ACADEMIC EMERGENCY MEDICINE 2012; 19: 469–480 © 2012 by the Society for Academic Emergency Medicine
Objectives: The objective was to evaluate the process of using existing data sources, probabilistic linkage, and multiple imputation to create large population-based injury databases matched to outcomes.
Methods: This was a retrospective cohort study of injured children and adults transported by 94 emergency medical systems (EMS) agencies to 122 hospitals in seven regions of the western United States over a 36-month period (2006 to 2008). All injured patients evaluated by EMS personnel within specific geographic catchment areas were included, regardless of field disposition or outcome. The authors performed probabilistic linkage of EMS records to four hospital and postdischarge data sources (emergency department [ED] data, patient discharge data, trauma registries, and vital statistics files) and then handled missing values using multiple imputation. The authors compare and evaluate matched records, match rates (proportion of matches among eligible patients), and injury outcomes within and across sites.

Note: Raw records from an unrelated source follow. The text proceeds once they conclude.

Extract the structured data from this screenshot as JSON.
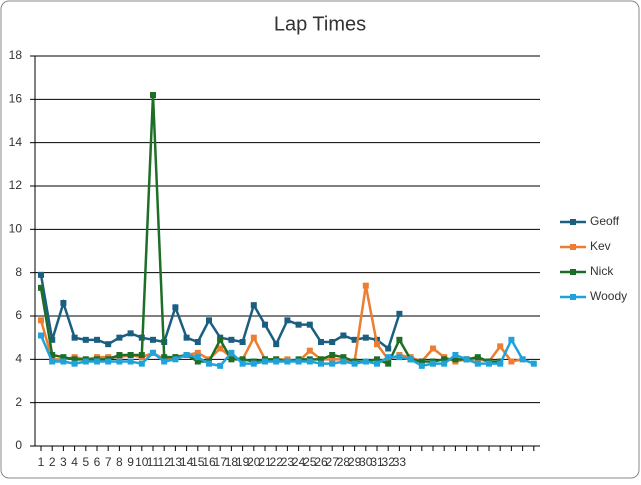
{
  "chart_data": {
    "type": "line",
    "title": "Lap Times",
    "categories": [
      "1",
      "2",
      "3",
      "4",
      "5",
      "6",
      "7",
      "8",
      "9",
      "10",
      "11",
      "12",
      "13",
      "14",
      "15",
      "16",
      "17",
      "18",
      "19",
      "20",
      "21",
      "22",
      "23",
      "24",
      "25",
      "26",
      "27",
      "28",
      "29",
      "30",
      "31",
      "32",
      "33",
      null,
      null,
      null,
      null,
      null,
      null,
      null,
      null,
      null,
      null,
      null,
      null
    ],
    "series": [
      {
        "name": "Geoff",
        "color": "#1a5e80",
        "values": [
          7.9,
          4.9,
          6.6,
          5.0,
          4.9,
          4.9,
          4.7,
          5.0,
          5.2,
          5.0,
          4.9,
          4.8,
          6.4,
          5.0,
          4.8,
          5.8,
          5.0,
          4.9,
          4.8,
          6.5,
          5.6,
          4.7,
          5.8,
          5.6,
          5.6,
          4.8,
          4.8,
          5.1,
          4.9,
          5.0,
          4.9,
          4.5,
          6.1,
          null,
          null,
          null,
          null,
          null,
          null,
          null,
          null,
          null,
          null,
          null,
          null
        ]
      },
      {
        "name": "Kev",
        "color": "#ed7d31",
        "values": [
          5.8,
          4.0,
          4.0,
          4.1,
          4.0,
          4.1,
          4.1,
          4.1,
          4.2,
          4.1,
          4.3,
          4.0,
          4.1,
          4.2,
          4.3,
          4.0,
          4.5,
          4.1,
          4.0,
          5.0,
          4.0,
          4.0,
          4.0,
          3.9,
          4.4,
          4.0,
          4.0,
          4.0,
          3.9,
          7.4,
          4.7,
          4.0,
          4.2,
          4.1,
          3.9,
          4.5,
          4.1,
          3.9,
          4.0,
          4.0,
          3.9,
          4.6,
          3.9,
          4.0,
          null
        ]
      },
      {
        "name": "Nick",
        "color": "#1e6e28",
        "values": [
          7.3,
          4.2,
          4.1,
          4.0,
          4.0,
          4.0,
          4.0,
          4.2,
          4.2,
          4.2,
          16.2,
          4.1,
          4.1,
          4.2,
          3.9,
          3.9,
          4.9,
          4.0,
          4.0,
          3.9,
          4.0,
          4.0,
          3.9,
          4.0,
          4.0,
          4.0,
          4.2,
          4.1,
          3.9,
          3.9,
          4.0,
          3.8,
          4.9,
          4.0,
          3.9,
          3.9,
          4.0,
          4.0,
          4.0,
          4.1,
          3.9,
          3.9,
          null,
          null,
          null
        ]
      },
      {
        "name": "Woody",
        "color": "#1fa3da",
        "values": [
          5.1,
          3.9,
          3.9,
          3.8,
          3.9,
          3.9,
          3.9,
          3.9,
          3.9,
          3.8,
          4.3,
          3.9,
          4.0,
          4.2,
          4.1,
          3.8,
          3.7,
          4.3,
          3.8,
          3.8,
          3.9,
          3.9,
          3.9,
          3.9,
          3.9,
          3.8,
          3.8,
          3.9,
          3.8,
          3.9,
          3.8,
          4.1,
          4.1,
          4.0,
          3.7,
          3.8,
          3.8,
          4.2,
          4.0,
          3.8,
          3.8,
          3.8,
          4.9,
          4.0,
          3.8
        ]
      }
    ],
    "ylim": [
      0,
      18
    ],
    "yticks": [
      0,
      2,
      4,
      6,
      8,
      10,
      12,
      14,
      16,
      18
    ],
    "grid": true,
    "legend": "right"
  }
}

Results: There were 381,719 injured patients evaluated by EMS personnel in the seven regions. Among transported patients, match rates ranged from 14.9% to 87.5% and were directly affected by the availability of hospital data sources and proportion of missing values for key linkage variables. For vital statistics records (1-year mortality), estimated match rates ranged from 88.0% to 98.7%. Use of multiple imputation (compared to complete case analysis) reduced bias for injury outcomes, although sample size, percentage missing, type of variable, and combined-site versus single-site imputation models all affected the resulting estimates and variance.
Conclusions: This project demonstrates the feasibility and describes the process of constructing population-based injury databases across multiple phases of care using existing data sources and commonly available analytic methods. Attention to key linkage variables and decisions for handling missing values can be used to increase match rates between data sources, minimize bias, and preserve sampling design.